I lean into him, and now I let my lashes lower, seduced by this growing bond between us that defies the time and space we’ve had between us, and even the reason it had existed. Deep down, I’ve never questioned us. This is real. We are real.

The doorbell rings and Liam groans, pressing his forehead to mine. “That will be the breakfast I ordered that is very poorly timed.” He brushes hair over my shoulder. “I’ll meet you in the kitchen. We’ll eat and then I’ll give you a tour of your new home.”

He turns and walks away, leaving me staring after him.
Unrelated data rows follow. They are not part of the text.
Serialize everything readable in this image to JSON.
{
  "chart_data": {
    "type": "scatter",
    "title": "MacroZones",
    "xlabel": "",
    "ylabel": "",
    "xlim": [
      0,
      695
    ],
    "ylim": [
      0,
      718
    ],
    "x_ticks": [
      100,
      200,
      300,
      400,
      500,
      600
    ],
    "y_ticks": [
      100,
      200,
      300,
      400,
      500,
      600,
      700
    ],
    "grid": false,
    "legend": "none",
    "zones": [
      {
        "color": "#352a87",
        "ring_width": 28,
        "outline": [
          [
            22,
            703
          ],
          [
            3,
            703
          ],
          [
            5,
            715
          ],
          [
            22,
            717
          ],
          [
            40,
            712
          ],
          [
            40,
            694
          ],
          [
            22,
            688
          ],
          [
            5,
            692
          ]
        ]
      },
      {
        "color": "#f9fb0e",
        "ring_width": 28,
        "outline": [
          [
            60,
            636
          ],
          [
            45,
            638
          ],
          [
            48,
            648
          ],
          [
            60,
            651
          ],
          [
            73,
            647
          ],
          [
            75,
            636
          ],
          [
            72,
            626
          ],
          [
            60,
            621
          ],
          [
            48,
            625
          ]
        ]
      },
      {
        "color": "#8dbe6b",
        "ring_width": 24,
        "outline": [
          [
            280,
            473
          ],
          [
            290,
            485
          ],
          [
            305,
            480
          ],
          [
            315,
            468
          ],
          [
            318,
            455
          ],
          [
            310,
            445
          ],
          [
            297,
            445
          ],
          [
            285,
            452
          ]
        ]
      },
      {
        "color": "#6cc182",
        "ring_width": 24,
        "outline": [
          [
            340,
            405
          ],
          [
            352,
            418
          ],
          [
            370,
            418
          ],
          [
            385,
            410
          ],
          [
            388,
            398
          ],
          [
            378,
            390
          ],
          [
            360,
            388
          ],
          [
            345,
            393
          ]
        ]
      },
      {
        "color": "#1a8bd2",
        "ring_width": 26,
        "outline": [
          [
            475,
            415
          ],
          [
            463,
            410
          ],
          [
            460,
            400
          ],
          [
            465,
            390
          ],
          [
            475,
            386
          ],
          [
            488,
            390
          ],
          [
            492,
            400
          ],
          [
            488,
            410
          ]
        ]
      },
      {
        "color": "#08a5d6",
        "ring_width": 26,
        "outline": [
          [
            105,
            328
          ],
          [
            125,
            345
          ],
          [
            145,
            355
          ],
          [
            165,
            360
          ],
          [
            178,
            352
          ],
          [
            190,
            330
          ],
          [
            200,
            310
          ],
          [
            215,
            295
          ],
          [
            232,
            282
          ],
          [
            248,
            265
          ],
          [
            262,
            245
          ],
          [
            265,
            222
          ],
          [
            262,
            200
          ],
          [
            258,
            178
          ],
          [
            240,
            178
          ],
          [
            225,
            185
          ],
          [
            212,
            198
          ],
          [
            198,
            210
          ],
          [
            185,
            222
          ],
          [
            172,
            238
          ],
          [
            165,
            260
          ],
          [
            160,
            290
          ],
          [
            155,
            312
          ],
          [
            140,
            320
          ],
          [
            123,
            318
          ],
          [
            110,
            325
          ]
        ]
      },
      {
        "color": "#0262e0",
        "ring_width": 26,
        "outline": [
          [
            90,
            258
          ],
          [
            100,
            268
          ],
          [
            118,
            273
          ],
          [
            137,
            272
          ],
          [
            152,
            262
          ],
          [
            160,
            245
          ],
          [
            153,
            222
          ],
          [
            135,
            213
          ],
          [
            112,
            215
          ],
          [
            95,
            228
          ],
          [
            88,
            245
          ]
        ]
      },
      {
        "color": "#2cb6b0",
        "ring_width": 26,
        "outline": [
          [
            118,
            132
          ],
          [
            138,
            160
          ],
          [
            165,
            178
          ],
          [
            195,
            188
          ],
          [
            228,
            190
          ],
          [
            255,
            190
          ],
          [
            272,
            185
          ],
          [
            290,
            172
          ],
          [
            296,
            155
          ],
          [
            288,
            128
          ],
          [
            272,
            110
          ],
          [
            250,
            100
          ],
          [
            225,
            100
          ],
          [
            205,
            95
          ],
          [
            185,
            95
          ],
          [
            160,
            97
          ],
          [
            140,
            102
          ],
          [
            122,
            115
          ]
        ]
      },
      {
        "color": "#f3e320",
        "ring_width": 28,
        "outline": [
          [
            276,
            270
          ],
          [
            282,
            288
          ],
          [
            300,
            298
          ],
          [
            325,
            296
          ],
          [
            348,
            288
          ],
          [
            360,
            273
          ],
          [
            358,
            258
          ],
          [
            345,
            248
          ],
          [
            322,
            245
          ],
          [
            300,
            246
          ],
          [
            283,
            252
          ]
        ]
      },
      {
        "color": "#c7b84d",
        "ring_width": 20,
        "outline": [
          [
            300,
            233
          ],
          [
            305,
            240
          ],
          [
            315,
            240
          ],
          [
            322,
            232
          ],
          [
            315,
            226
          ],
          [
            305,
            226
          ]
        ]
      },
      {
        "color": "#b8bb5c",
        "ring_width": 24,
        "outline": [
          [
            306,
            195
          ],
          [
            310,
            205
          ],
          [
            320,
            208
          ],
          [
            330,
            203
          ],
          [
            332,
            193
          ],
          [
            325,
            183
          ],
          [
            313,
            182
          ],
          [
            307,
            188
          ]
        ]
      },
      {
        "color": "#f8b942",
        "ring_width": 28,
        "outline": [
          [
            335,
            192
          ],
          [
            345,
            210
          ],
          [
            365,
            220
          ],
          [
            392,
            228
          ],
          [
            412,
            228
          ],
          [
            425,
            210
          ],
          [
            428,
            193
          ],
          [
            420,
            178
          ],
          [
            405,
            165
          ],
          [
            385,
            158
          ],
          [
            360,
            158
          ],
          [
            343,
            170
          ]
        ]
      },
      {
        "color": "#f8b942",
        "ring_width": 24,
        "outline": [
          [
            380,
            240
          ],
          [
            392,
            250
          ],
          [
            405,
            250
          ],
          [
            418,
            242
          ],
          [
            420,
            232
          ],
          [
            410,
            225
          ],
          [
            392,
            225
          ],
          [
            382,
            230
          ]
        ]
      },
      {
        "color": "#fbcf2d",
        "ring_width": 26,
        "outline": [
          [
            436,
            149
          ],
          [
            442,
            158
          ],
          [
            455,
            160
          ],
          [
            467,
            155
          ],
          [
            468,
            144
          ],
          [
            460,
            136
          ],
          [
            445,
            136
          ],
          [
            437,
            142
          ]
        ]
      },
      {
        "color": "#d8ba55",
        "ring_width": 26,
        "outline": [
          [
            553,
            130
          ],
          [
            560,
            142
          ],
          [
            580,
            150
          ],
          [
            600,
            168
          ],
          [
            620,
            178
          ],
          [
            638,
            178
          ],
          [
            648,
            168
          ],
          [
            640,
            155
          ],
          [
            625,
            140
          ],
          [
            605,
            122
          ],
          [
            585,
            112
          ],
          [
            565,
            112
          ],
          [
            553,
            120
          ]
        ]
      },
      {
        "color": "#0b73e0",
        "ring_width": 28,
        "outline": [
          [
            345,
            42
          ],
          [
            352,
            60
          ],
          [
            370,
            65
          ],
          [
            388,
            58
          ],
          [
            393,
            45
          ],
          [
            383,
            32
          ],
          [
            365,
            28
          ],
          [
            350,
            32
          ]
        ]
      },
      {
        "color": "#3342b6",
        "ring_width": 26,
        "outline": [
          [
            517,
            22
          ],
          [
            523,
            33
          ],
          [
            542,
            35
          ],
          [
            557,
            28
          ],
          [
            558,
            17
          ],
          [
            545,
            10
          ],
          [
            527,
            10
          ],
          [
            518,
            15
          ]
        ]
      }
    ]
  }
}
For several seconds I stand there, processing what he’s said and what it means to me and us. He wants me here. I want to be here but it isn’t that simple for me, no matter how much I wish it was.

I launch myself into action, rushing down the steps to the foyer and then crossing through the living room with barely a glance at the gorgeous view out of the window. Rushing into the kitchen, past the island, I find Liam setting plates on the table. “This isn’t my home,” I blurt.

He stills for a moment, a fork in his hand, before setting it down very precisely on the table and leaning his palms on the wooden surface. “I want it to be. I hope you want it to be.”

“My family’s dead. Someone killed the PI. Me being with you or anyone else is like painting a bull's-eye on their forehead. I won’t do that to you.”

He studies me, that penetrating blue gaze of his unnerving me and telling me nothing of his reaction. Finally, he moves, pulling out the chair at the end of the table. “Come sit and let’s eat.”

“You can’t dismiss my concern. It’s real.”